Technologie

Twitter lance un « mode sécurité » qui bloque automatiquement les comptes nuisibles


Bientôt moins d’insultes et de harcèlement sur Twitter ? Le réseau social vient d’annoncer le lancement – en test pour le moment – d’une fonction baptisée Safety Mode (« Mode sécurité », en français).
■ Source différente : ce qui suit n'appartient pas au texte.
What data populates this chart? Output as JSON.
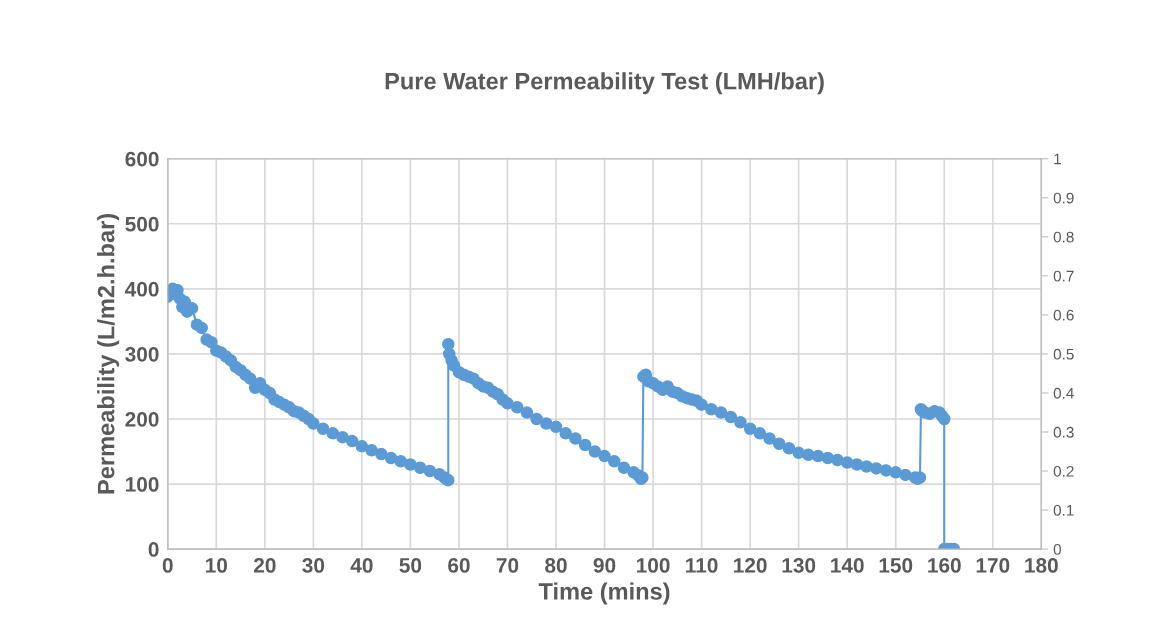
{
  "chart_data": {
    "type": "line",
    "title": "Pure Water Permeability Test (LMH/bar)",
    "xlabel": "Time (mins)",
    "ylabel": "Permeability (L/m2.h.bar)",
    "x": [
      0,
      0.5,
      1,
      1.5,
      2,
      2.5,
      3,
      3.5,
      4,
      5,
      6,
      7,
      8,
      9,
      10,
      11,
      12,
      13,
      14,
      15,
      16,
      17,
      18,
      19,
      20,
      21,
      22,
      23,
      24,
      25,
      26,
      27,
      28,
      29,
      30,
      32,
      34,
      36,
      38,
      40,
      42,
      44,
      46,
      48,
      50,
      52,
      54,
      56,
      57,
      57.5,
      57.8,
      57.8,
      58,
      58.5,
      59,
      60,
      61,
      62,
      63,
      64,
      65,
      66,
      67,
      68,
      69,
      70,
      72,
      74,
      76,
      78,
      80,
      82,
      84,
      86,
      88,
      90,
      92,
      94,
      96,
      97,
      97.5,
      97.8,
      98,
      98.5,
      99,
      100,
      101,
      102,
      103,
      104,
      105,
      106,
      107,
      108,
      109,
      110,
      112,
      114,
      116,
      118,
      120,
      122,
      124,
      126,
      128,
      130,
      132,
      134,
      136,
      138,
      140,
      142,
      144,
      146,
      148,
      150,
      152,
      154,
      154.5,
      155,
      155.2,
      155.5,
      156,
      157,
      158,
      159,
      159.5,
      160,
      160,
      160.5,
      161,
      161.5,
      162
    ],
    "series": [
      {
        "color": "#5b9bd5",
        "values": [
          388,
          395,
          400,
          392,
          398,
          385,
          372,
          380,
          365,
          370,
          345,
          340,
          322,
          318,
          305,
          302,
          296,
          290,
          280,
          275,
          268,
          262,
          248,
          255,
          245,
          240,
          230,
          226,
          222,
          218,
          212,
          210,
          205,
          200,
          193,
          185,
          178,
          172,
          166,
          158,
          152,
          146,
          140,
          135,
          130,
          125,
          120,
          115,
          110,
          107,
          106,
          315,
          300,
          290,
          282,
          272,
          268,
          265,
          262,
          255,
          250,
          248,
          242,
          238,
          230,
          224,
          218,
          210,
          200,
          193,
          188,
          178,
          170,
          160,
          150,
          143,
          135,
          125,
          118,
          113,
          108,
          110,
          265,
          268,
          258,
          255,
          250,
          245,
          250,
          242,
          240,
          235,
          232,
          230,
          228,
          222,
          215,
          210,
          203,
          195,
          185,
          178,
          170,
          162,
          155,
          148,
          145,
          143,
          140,
          137,
          133,
          130,
          127,
          124,
          121,
          118,
          114,
          110,
          108,
          110,
          215,
          212,
          210,
          208,
          212,
          210,
          205,
          200,
          0,
          0,
          0,
          0,
          0
        ]
      }
    ],
    "xlim": [
      0,
      180
    ],
    "xticks": [
      0,
      10,
      20,
      30,
      40,
      50,
      60,
      70,
      80,
      90,
      100,
      110,
      120,
      130,
      140,
      150,
      160,
      170,
      180
    ],
    "ylim": [
      0,
      600
    ],
    "yticks": [
      0,
      100,
      200,
      300,
      400,
      500,
      600
    ],
    "y2lim": [
      0,
      1
    ],
    "y2ticks": [
      0,
      0.1,
      0.2,
      0.3,
      0.4,
      0.5,
      0.6,
      0.7,
      0.8,
      0.9,
      1
    ],
    "grid": true,
    "marker": "circle",
    "line_style": "solid",
    "legend": false
  }
}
Elle vise à « réduire les interactions perturbatrices », indique Twitter dans un communiqué qui nous a été transmis en amont de cette annonce.
Un nouveau module au fonctionnement aussi simple que radical, qui consiste en un blocage temporaire et automatique d’un compte qui vous envoie des messages problématiques.

Concrètement, un utilisateur pourra activer le Safety Mode depuis la section « Confidentialité et Sécurité » des paramètres de Twitter, que ce soit sur Android, iOS ou le Web.
Une fois cette option activée, la technologie mise en place par Twitter « évoluera la probabilité d’un engagement négatif – une insulte ou une menace en réponse à votre tweet, par exemple – en prenant en compte à la fois le contenu du tweet et la relation entre l’auteur du tweet et le répondant » explique l’entreprise.
Safety Mode fera la différence entre un compte avec lequel vous interagissez souvent et un twitto inconnu, de façon à éviter de bloquer d’éventuels amis grossiers.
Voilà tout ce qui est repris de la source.